Morales seems good value for even those who choke on chalk. Yes, he has had some tough nights, not counting the two wars with Marco Antonio Barrera. He struggled with lesser talents like Guty Espadas, when he moved up to win a 126-pound title, and later with In-Jin Chi. But when he tested 130 against Espadas in a rematch last year, he blasted out in three rounds the man who gave him hell for 12 two years earlier.
The thing about Morales is that he will not be looking past Chavez for, say, a meeting with the winner of Casamayor-Corrales II, or some other major player. This is a solid citizen who grew up in the gym. His father trained him, his kid brother won a minor world title. He’s got good bloodlines.
He’s a very giving guy. Every Christmas in Tijuana, he gathers the kids in the main town square to give out gifts. He is not just another tough guy from the back streets. He took a couple of college courses, studied to be a refrigeration technician and goes on the road with a laptop.

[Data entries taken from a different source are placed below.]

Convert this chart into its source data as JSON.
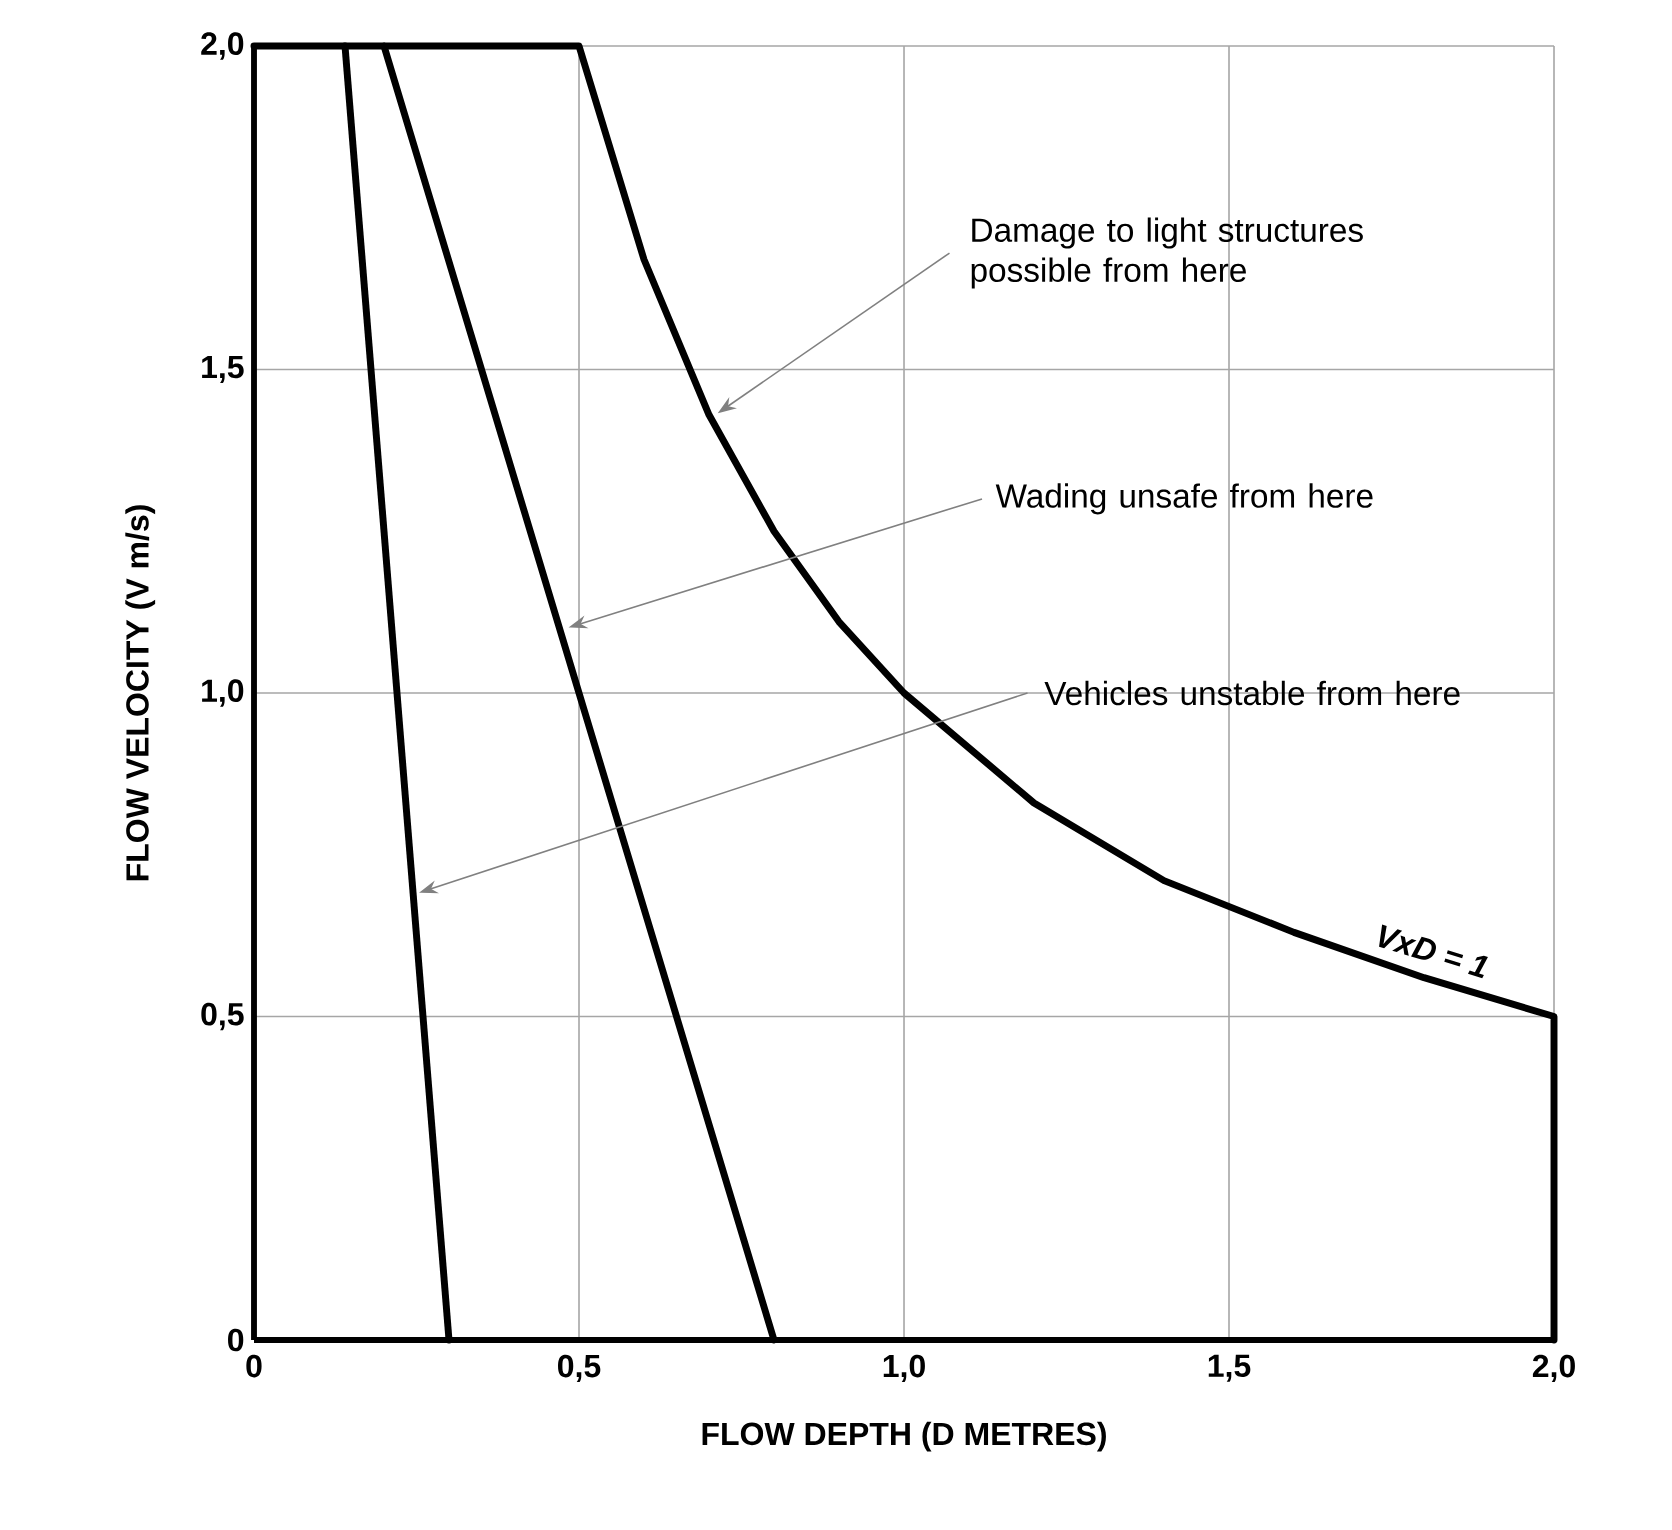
{
  "chart_data": {
    "type": "line",
    "xlabel": "FLOW DEPTH (D METRES)",
    "ylabel": "FLOW VELOCITY (V m/s)",
    "xlim": [
      0,
      2
    ],
    "ylim": [
      0,
      2
    ],
    "xticks": [
      0,
      {
        "value": 0.5,
        "label": "0,5"
      },
      {
        "value": 1.0,
        "label": "1,0"
      },
      {
        "value": 1.5,
        "label": "1,5"
      },
      {
        "value": 2.0,
        "label": "2,0"
      }
    ],
    "yticks": [
      0,
      {
        "value": 0.5,
        "label": "0,5"
      },
      {
        "value": 1.0,
        "label": "1,0"
      },
      {
        "value": 1.5,
        "label": "1,5"
      },
      {
        "value": 2.0,
        "label": "2,0"
      }
    ],
    "grid": true,
    "marker": "none",
    "line_style": "solid",
    "series": [
      {
        "color": "#000000",
        "x": [
          0,
          0.5,
          0.6,
          0.7,
          0.8,
          0.9,
          1.0,
          1.2,
          1.4,
          1.6,
          1.8,
          2.0,
          2.0
        ],
        "values": [
          2,
          2,
          1.67,
          1.43,
          1.25,
          1.11,
          1.0,
          0.83,
          0.71,
          0.63,
          0.56,
          0.5,
          0
        ]
      },
      {
        "color": "#000000",
        "x": [
          0.2,
          0.8
        ],
        "values": [
          2,
          0
        ]
      },
      {
        "color": "#000000",
        "x": [
          0.14,
          0.3
        ],
        "values": [
          2,
          0
        ]
      }
    ],
    "annotations": [
      {
        "text": "Damage to light structures possible from here",
        "x": 0.71,
        "y": 1.43
      },
      {
        "text": "Wading unsafe from here",
        "x": 0.48,
        "y": 1.1
      },
      {
        "text": "Vehicles unstable from here",
        "x": 0.25,
        "y": 0.69
      },
      {
        "text": "VxD = 1",
        "x": 1.8,
        "y": 0.56
      }
    ]
  }
}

In fact, he donated 30 computers to his old high school.
In Chavez, he’s meeting a perfect foil who’ll be walking into counterpunches. Said Mayweather of Chavez, "He’s not a hard puncher at all."
Remember, in the fight before Chavez, Little Floyd beat another guy who went on to win a 130-pound title in Carlos Hernandez, actually going down from a left hook — which Mayweather landed. But the pain was so great, Little Floyd went down. Naturally, he did not hit Chavez as often as he could have.
There’s nothing wrong with Morales’s hands, though.